Migrate NEST 6.6 to Elasticsearch client 8. Unclear on how to define analyzers

602 views Asked by At

I'm trying to migrate my Elasticsearch to 8 and I am having difficulty understanding how to properly migrate my analyzer definitions.

This is the code I previously had (as simiplified as possible) using NEST 6.6:

Client.CreateIndex(
  index => index.Settings(
    settings => settings.Analysis(
       analysis => analysis.TokenFilters(
       tokenFilter => tokenFilter.Synonym("synonym", syn => syn.SynonymsPath("analysis/synonym.txt"))
    ).Analyzers(analyzers => analyzers
       .Custom("mycustom", cust => cust
         .Filters("stop", "synonym").Tokenizer("standard")
        )
    )
  )
)

This creates the index with the following:

{
  "settings": {
    "index": {
      "analysis": {
        "filter": {
          "synonym": {
            "type": "synonym",
            "synonyms_path": "analysis/synonym.txt"
          }
        },
        "analyzer": {
          "mycustom": {
            "filter": [
              "stop",
              "synonym"
            ],
            "type": "custom",
            "tokenizer": "standard"
          }
        }
      }
    }
  }
}

Here is my attempt at migrating to Elastic.Clients.Elasticsearch 8:

Client.Indices.Create(index => index.Settings(
 settings => setting.Analysis(
   analysis => analysis
     .Filter(tokenFilter => tokenFilter.Add(
        "synonym", new TokenFilter(new TokenFilterDefinitions(
            // This is where I start getting lost
            new Dictionary<string, ITokenFilterDefinition> {
            { "synonym", new SynonymTokenFilter() { // What are the keys meant to be?
                  SynonymsPath = "analysis/synonym.txt"
             } } }))))
     .Analyzer(analyzers =>
        analyzers.Custom("mycustom", cust => cust.Filter(new[] {"stop", "synonym"})
                 .Tokenizer("standard"))
        )) 
)

This is clearly the wrong syntax because the generated JSON request looks like:

"filter": {
    "synonym": {
        "synonym": {
            "synonyms_path": "analysis/synonym.txt",
            "type": "synonym"
         }
    }
...

I have also tried:

tokenFilter.Add("synonym", new SynonymTokenFilter() { 
   SynonymsPath = "analysis/synonym.txt"
})

in an attempt to move it up in the JSON hierarchy but then it does not compile because SynonymTokenFilter is not compatible with TokenFilter which tokenFilter.Add requires.

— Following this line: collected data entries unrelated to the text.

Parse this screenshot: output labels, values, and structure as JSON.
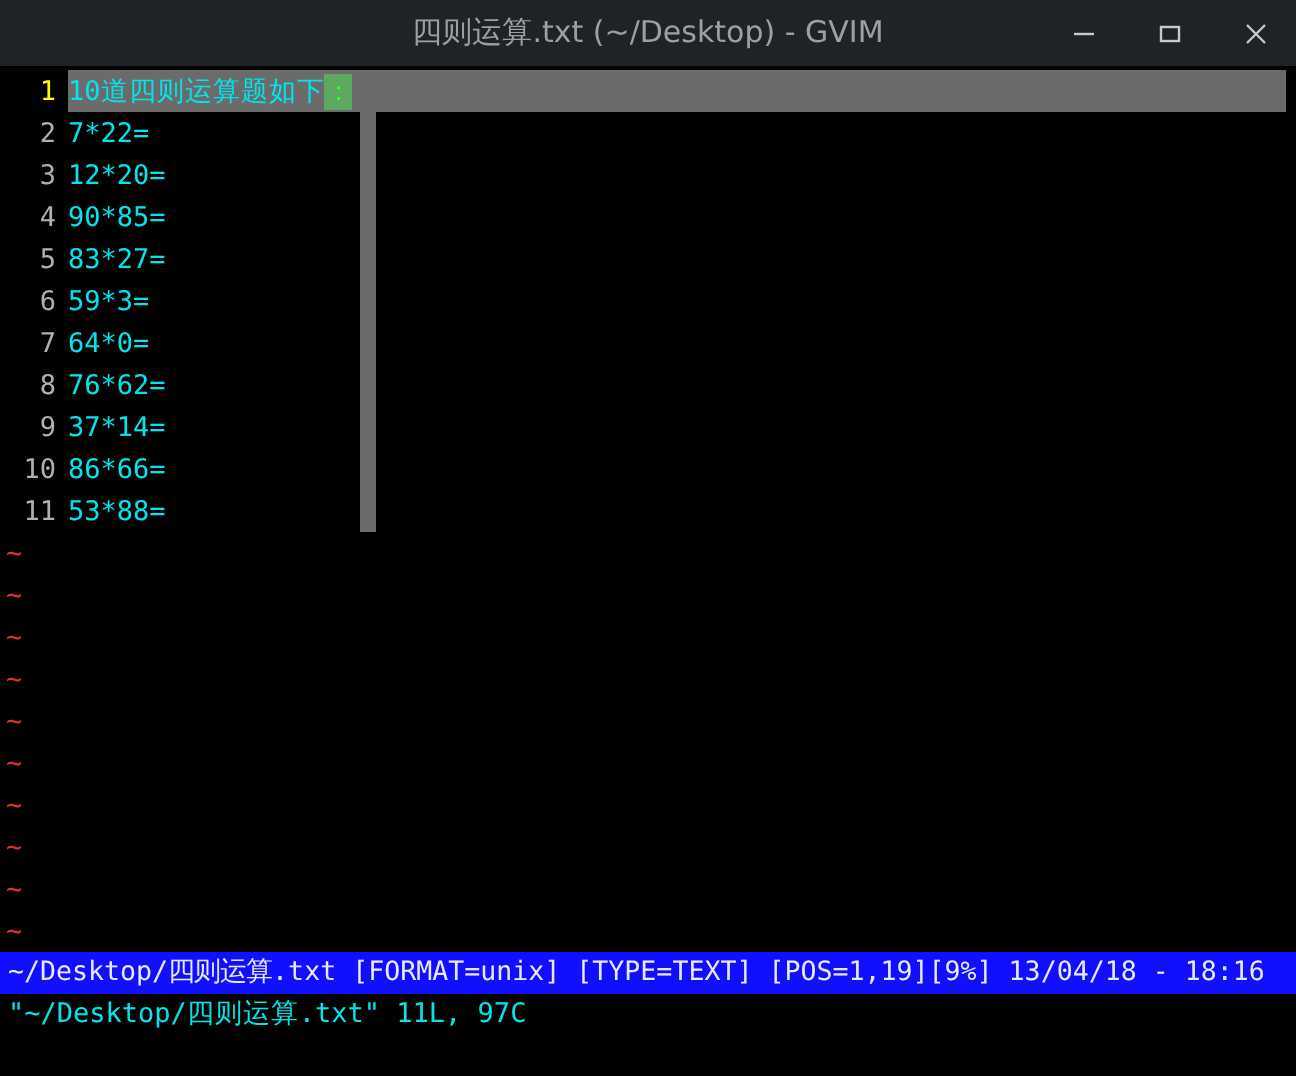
{
  "window": {
    "title": "四则运算.txt (~/Desktop) - GVIM"
  },
  "lines": [
    {
      "number": "1",
      "text": "10道四则运算题如下",
      "cursor": "：",
      "selected": true
    },
    {
      "number": "2",
      "text": "7*22=",
      "selected": false
    },
    {
      "number": "3",
      "text": "12*20=",
      "selected": false
    },
    {
      "number": "4",
      "text": "90*85=",
      "selected": false
    },
    {
      "number": "5",
      "text": "83*27=",
      "selected": false
    },
    {
      "number": "6",
      "text": "59*3=",
      "selected": false
    },
    {
      "number": "7",
      "text": "64*0=",
      "selected": false
    },
    {
      "number": "8",
      "text": "76*62=",
      "selected": false
    },
    {
      "number": "9",
      "text": "37*14=",
      "selected": false
    },
    {
      "number": "10",
      "text": "86*66=",
      "selected": false
    },
    {
      "number": "11",
      "text": "53*88=",
      "selected": false
    }
  ],
  "empty_lines": [
    "~",
    "~",
    "~",
    "~",
    "~",
    "~",
    "~",
    "~",
    "~",
    "~"
  ],
  "status_line": "~/Desktop/四则运算.txt [FORMAT=unix] [TYPE=TEXT] [POS=1,19][9%] 13/04/18 - 18:16",
  "message": "\"~/Desktop/四则运算.txt\" 11L, 97C"
}
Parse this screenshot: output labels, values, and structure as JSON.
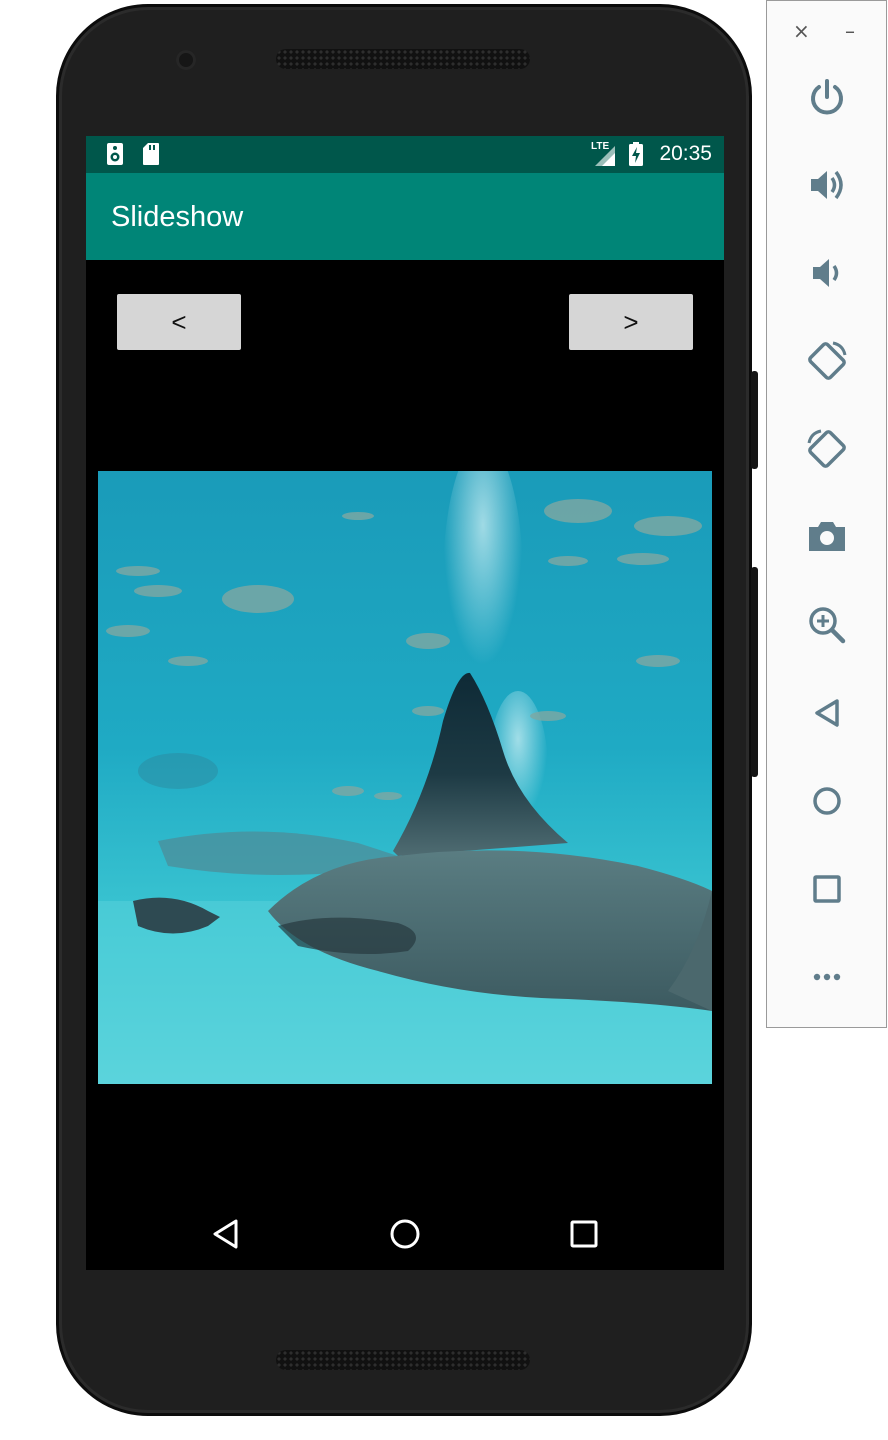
{
  "device": {
    "status_bar": {
      "time": "20:35",
      "network": "LTE",
      "notification_icons": [
        "speaker-icon",
        "sd-card-icon"
      ],
      "battery_icon": "battery-charging-icon"
    },
    "app_bar": {
      "title": "Slideshow"
    },
    "buttons": {
      "prev_label": "<",
      "next_label": ">"
    },
    "slide": {
      "description_icon": "manta-ray-aquarium-photo"
    },
    "nav_bar": {
      "keys": [
        "back-icon",
        "home-icon",
        "recents-icon"
      ]
    }
  },
  "colors": {
    "status_bar": "#00574b",
    "app_bar": "#008577",
    "button": "#d6d6d6",
    "screen_bg": "#000000"
  },
  "emulator_panel": {
    "window_controls": [
      "close-icon",
      "minimize-icon"
    ],
    "tools": [
      "power-icon",
      "volume-up-icon",
      "volume-down-icon",
      "rotate-left-icon",
      "rotate-right-icon",
      "camera-icon",
      "zoom-icon",
      "back-icon",
      "home-icon",
      "overview-icon",
      "more-icon"
    ],
    "close_glyph": "×",
    "minimize_glyph": "–"
  }
}
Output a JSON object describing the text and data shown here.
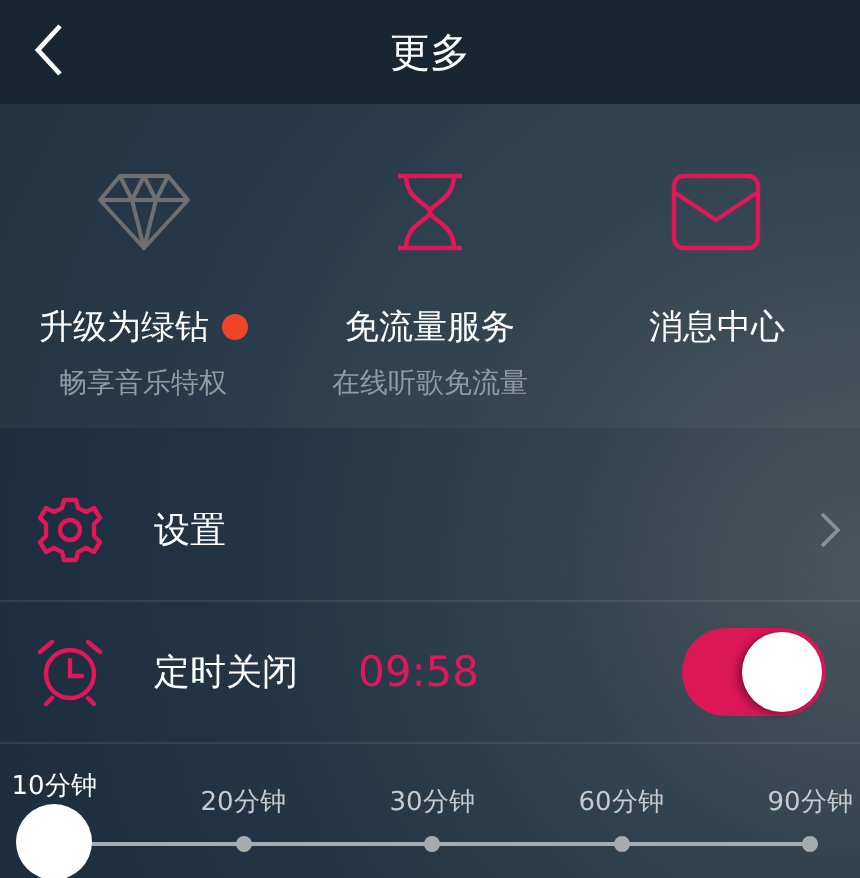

I still don't understand how to recreate the same kind of index I had before in code.

2

There are 2 answers

0
Pynt On BEST ANSWER

I imagine there've been a lot of additions to the new library.

Here is an example of how to implement it with Elastic.Clients.Elasticsearch 8.1.2:

 var response = await _client.Indices
        .CreateAsync("myindex", config => config
                .Settings(settings => settings
                    .Analysis(a => a
                        .Analyzers(analyzers => analyzers
                            .Custom("mycustom", cust => cust
                                .Filter(new string[] { "stop", "synonym" })
                                )
                        )
                        .TokenFilters(tokenFilters => tokenFilters
                            .Synonym("synonym", syn => syn
                                .SynonymsPath("analysis/synonym.text")
                            )
                        )
                    )
                )
            );
0
apokryfos On

I've also asked the same question at the Elastic discussion forums and the response there was this is a bug with the new client's auto-code generation and an issue was raised

In the meantime I've worked around this issue using code like below:

var response = Client.Transport.Request<CreateIndexResponse>(
    HttpMethod.PUT,
    $"/{indexName}",
    PostData.String("<actual index definition as a JSON string>")
);

This works, but is less than ideal because we have to maintain a JSON of the index definition instead of defining it in code.